Considering his multiple affairs, his shady business dealings, his unconscionable ways of using his children as pawns in divorce actions, and the accusations of molestation (Jerry claimed it was a consensual affair) with his stepdaughter, I can't disagree with them.
Jerry was a man who was possessive, controlling, and outright mean at times. But according to some, including his ex-wife Jeannie Walker, he was trying to make a change for the better in the last few years of his life.
But he'd never get a chance to really prove the changes before his current wife, Lou Ann, and her friend Debra Baker would murder him with arsenic poisoning.
It would take several years and a lot of investigative work before even one of the parties to his murder was brought to justice. And you'll be surprised at who became the defendant and who spent time lounging on a beach in the Bahamas.
Initially I was suspicious of Jeannie Walker's intent in telling the story about her ex-husband's murder, wondering if she was an ex-wife just looking to jump into the spotlight with her 2010 true crime book titled Fighting the Devil: A True Story of Consuming Passion, Deadly Poison, and Murder. Yet the more I read, the more I came to realize that Jeannie Walker was doing what she was doing because of and for her children - without them, Jerry may have just been written off as another case of karma.
Of course, it's also obvious that once Jeannie got started, it snowballed into a big mystery that demanded to be solved. And it's one heck of a story to tell!
Let me put it to you this way, there's a lot of information about the case of Jerry Sternadel's murder in Fighting the Devil. At times it gets a bit weighted down and you think, "What's that got to do with anything?" But just hold on, because it does have everything to do with it and the bigger picture.

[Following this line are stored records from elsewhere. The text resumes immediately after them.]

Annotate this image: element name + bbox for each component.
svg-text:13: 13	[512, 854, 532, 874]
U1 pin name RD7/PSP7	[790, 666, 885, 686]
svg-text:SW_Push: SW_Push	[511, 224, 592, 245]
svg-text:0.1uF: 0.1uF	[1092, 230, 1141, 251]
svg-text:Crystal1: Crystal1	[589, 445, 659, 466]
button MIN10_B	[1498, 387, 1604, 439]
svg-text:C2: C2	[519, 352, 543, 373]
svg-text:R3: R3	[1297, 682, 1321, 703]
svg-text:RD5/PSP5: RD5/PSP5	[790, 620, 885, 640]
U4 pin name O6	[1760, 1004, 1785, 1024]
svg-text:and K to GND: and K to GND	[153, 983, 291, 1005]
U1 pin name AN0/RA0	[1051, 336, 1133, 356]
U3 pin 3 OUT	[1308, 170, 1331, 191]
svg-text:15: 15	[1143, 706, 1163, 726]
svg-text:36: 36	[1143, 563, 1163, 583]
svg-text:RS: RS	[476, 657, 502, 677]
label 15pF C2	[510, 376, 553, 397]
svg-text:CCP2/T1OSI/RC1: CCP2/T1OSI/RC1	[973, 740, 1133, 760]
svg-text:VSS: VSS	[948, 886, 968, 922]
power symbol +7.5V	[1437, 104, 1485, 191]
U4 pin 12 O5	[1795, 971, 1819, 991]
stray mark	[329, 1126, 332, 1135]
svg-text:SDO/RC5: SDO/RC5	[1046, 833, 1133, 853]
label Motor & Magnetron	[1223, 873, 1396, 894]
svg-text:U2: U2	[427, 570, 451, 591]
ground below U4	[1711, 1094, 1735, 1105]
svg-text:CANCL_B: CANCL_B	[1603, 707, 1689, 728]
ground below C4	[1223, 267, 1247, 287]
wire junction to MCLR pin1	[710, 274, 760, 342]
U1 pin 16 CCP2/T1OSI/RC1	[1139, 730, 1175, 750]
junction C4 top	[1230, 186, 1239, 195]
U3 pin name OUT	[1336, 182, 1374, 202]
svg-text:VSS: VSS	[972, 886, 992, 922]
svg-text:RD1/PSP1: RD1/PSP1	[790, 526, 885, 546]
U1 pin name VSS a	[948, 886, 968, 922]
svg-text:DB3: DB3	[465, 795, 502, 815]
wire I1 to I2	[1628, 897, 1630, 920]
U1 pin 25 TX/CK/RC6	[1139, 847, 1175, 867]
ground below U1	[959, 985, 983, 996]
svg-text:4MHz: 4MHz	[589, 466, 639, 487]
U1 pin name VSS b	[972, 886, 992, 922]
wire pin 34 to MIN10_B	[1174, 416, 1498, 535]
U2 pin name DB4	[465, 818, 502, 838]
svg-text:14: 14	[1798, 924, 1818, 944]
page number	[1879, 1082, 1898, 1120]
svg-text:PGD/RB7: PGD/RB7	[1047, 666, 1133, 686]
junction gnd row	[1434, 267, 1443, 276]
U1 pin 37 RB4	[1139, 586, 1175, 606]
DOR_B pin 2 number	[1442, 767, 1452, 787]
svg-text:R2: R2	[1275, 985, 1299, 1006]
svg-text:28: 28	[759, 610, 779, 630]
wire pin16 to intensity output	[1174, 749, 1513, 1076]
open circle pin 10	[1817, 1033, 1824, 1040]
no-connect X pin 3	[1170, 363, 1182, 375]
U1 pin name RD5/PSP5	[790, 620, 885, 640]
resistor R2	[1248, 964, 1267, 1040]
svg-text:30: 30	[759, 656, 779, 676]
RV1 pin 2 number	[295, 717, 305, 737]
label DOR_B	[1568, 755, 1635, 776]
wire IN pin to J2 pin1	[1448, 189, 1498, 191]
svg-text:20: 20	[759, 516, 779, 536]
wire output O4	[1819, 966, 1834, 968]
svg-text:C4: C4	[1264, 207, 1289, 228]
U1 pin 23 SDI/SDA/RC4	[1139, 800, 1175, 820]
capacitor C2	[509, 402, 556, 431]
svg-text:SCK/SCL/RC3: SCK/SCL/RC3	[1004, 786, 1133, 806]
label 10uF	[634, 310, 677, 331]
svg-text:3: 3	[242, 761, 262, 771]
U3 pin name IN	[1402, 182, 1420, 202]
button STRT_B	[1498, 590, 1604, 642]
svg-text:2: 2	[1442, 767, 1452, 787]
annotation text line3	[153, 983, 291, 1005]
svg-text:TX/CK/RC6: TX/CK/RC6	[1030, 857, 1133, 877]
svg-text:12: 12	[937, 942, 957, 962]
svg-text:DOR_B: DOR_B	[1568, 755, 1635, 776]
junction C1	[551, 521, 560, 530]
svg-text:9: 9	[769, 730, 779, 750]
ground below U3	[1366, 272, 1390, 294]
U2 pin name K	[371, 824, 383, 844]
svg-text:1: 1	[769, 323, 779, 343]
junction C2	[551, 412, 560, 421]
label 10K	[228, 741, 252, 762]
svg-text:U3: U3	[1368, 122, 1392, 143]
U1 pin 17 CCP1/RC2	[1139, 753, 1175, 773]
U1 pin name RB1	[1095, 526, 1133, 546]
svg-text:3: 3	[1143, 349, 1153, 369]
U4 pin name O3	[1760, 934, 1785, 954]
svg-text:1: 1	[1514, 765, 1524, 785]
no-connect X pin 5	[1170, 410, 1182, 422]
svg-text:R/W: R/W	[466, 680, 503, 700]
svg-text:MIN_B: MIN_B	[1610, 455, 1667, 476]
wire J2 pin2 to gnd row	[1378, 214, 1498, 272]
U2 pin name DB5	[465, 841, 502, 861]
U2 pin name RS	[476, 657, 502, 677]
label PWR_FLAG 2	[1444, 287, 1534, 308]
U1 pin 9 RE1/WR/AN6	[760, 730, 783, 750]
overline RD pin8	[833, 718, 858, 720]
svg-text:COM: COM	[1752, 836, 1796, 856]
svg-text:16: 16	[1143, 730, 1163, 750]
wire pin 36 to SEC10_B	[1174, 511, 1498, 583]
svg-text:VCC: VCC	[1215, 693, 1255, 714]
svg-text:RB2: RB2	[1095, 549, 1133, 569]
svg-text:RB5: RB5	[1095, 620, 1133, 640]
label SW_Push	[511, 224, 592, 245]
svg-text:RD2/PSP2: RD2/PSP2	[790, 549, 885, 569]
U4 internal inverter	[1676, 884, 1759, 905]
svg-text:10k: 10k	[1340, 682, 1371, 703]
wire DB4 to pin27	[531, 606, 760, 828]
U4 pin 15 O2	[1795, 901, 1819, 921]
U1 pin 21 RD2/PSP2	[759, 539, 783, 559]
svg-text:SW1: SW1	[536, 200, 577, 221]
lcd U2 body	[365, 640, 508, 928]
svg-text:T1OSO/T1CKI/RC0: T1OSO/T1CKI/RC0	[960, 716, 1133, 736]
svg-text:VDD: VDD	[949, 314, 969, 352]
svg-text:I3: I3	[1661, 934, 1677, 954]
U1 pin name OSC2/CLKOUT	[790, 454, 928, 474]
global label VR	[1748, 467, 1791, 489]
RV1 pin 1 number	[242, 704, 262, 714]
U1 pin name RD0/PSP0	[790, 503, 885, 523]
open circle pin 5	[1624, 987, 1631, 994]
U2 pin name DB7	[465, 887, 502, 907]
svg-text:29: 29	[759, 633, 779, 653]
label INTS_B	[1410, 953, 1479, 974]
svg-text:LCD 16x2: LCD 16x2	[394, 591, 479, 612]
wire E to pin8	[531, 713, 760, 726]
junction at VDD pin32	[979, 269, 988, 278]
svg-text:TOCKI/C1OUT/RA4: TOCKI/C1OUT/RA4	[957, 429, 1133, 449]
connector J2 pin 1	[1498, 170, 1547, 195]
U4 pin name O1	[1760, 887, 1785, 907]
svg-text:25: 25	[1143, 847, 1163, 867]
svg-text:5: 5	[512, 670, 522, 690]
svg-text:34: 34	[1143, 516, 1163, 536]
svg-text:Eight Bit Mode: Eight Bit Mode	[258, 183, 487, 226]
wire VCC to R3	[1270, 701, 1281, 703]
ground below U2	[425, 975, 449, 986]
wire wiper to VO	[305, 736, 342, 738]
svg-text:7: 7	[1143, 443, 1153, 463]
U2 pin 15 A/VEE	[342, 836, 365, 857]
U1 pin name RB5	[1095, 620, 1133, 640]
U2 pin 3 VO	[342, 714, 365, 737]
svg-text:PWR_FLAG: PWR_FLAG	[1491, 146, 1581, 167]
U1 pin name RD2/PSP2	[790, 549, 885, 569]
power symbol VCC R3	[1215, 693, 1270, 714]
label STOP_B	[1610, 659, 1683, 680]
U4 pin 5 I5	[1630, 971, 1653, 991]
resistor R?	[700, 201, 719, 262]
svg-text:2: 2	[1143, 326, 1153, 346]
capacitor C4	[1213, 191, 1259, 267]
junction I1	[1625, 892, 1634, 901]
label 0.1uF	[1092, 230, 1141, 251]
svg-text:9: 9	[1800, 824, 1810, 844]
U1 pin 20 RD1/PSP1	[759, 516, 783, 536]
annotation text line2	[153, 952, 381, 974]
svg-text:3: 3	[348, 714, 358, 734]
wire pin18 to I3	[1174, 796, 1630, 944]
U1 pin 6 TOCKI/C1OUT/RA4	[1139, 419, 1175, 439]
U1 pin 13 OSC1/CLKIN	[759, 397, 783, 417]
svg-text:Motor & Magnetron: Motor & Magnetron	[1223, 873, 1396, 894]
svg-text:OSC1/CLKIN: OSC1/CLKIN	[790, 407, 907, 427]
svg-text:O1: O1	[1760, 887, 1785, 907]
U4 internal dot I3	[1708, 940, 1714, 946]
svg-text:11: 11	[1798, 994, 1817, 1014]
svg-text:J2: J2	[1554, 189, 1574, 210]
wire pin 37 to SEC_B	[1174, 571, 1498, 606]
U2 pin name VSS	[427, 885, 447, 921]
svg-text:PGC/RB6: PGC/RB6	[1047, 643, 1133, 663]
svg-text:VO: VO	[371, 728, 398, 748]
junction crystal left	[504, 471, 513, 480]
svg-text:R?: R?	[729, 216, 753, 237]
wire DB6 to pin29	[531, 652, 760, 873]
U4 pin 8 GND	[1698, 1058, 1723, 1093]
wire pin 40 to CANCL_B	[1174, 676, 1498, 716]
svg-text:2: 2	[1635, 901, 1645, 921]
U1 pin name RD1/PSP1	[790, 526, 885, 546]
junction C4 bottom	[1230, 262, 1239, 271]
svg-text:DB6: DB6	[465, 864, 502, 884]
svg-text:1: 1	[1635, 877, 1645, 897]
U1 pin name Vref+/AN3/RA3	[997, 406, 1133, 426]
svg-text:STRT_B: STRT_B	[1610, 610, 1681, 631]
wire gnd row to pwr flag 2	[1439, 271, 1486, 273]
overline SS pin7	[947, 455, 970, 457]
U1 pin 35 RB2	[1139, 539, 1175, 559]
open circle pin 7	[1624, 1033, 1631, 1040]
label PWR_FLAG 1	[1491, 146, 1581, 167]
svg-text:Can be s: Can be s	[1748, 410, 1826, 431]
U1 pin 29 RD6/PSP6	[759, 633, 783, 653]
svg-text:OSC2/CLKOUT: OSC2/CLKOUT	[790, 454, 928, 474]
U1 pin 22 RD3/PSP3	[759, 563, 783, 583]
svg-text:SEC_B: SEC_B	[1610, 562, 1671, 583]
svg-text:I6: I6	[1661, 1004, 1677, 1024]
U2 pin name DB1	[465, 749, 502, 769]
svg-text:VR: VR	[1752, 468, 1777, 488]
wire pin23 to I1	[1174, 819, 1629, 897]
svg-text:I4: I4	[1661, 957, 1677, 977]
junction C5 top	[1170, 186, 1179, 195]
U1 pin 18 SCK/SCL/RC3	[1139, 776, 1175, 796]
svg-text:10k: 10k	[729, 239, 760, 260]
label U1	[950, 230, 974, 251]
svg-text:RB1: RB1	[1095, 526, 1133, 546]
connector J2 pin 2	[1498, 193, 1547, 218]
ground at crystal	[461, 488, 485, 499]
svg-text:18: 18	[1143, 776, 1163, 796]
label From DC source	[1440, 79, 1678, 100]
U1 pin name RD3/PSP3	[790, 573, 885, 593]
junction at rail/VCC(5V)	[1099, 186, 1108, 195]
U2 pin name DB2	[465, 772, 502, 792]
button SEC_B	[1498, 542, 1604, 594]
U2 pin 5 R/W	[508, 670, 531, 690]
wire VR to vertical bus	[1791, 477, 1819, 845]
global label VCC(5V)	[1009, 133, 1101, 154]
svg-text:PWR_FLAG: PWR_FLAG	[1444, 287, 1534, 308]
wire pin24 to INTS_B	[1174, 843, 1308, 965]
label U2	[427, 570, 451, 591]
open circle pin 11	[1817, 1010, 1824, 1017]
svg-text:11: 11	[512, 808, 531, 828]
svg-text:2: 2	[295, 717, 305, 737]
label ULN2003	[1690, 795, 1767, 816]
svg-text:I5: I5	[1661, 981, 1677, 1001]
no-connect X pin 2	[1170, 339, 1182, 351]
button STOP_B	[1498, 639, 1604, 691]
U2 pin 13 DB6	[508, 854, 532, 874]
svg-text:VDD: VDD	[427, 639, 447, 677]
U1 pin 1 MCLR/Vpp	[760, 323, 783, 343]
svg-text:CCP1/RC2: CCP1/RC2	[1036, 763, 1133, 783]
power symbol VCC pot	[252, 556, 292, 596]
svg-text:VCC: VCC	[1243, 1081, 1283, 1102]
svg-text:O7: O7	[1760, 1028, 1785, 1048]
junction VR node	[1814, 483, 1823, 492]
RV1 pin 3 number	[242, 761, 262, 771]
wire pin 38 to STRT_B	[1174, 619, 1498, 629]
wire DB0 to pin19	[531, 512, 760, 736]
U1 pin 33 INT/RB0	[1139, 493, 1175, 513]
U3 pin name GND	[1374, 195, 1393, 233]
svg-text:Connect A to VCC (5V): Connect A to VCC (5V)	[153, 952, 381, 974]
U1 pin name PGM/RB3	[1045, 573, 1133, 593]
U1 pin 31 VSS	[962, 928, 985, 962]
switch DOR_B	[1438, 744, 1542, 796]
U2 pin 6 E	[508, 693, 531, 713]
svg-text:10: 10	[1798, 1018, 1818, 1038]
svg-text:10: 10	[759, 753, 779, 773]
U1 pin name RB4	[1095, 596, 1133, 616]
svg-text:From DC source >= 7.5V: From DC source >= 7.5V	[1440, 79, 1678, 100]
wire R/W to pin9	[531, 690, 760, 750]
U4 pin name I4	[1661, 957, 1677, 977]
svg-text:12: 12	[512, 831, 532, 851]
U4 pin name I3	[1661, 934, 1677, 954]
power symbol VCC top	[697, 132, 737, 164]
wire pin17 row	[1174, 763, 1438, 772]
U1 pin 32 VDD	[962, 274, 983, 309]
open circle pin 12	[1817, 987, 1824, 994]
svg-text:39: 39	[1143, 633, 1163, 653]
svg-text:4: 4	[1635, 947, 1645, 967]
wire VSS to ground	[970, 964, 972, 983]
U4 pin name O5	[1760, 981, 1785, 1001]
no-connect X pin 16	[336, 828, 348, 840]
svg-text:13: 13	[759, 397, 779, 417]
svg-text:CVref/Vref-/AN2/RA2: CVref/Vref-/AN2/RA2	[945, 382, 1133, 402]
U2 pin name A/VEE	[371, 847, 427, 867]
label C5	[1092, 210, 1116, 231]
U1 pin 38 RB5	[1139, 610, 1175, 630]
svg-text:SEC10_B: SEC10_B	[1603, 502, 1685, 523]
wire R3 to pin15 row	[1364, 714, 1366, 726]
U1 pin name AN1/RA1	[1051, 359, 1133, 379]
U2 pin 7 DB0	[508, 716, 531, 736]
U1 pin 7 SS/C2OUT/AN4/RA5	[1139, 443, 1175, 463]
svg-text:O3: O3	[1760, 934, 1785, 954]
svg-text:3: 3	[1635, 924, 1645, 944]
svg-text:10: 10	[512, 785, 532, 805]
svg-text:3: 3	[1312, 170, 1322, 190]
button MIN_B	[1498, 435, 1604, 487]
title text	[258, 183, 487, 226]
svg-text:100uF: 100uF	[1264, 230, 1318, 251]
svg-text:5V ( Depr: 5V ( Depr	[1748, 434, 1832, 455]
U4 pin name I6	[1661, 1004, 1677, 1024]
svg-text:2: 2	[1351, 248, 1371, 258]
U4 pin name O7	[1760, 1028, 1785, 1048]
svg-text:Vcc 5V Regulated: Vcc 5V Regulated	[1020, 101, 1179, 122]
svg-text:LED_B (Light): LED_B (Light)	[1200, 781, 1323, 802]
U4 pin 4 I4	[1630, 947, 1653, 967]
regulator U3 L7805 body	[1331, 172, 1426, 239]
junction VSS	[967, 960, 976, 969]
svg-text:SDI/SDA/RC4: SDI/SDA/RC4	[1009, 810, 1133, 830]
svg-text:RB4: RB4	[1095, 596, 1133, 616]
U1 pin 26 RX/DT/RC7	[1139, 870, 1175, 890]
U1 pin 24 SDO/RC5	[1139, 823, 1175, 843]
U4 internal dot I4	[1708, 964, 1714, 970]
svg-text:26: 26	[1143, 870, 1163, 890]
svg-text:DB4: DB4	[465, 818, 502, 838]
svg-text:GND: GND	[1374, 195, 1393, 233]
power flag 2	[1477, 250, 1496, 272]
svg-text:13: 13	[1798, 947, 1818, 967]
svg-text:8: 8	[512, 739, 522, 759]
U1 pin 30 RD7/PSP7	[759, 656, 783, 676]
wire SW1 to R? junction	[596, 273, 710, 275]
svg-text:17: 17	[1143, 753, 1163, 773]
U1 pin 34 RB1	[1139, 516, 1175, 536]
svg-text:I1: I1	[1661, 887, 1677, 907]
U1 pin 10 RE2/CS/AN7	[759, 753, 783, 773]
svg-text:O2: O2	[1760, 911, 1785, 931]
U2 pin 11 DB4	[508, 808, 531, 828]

When readers open this book, they can't go in looking for the svelte writing found in many books that's went through tons of editing, Jeannie Walker writes the story like she's talking to an old friend; very personal, a style that makes you feel as if you're a close confidant, not a voyeuristic reader.
Fighting the Devil is the only book available on the Jerry Sternadel murder committed by Debra Baker and his wife, Lou Ann (allegedly, at this point). So if your curiosity is piqued about the case, add it to your reading list today!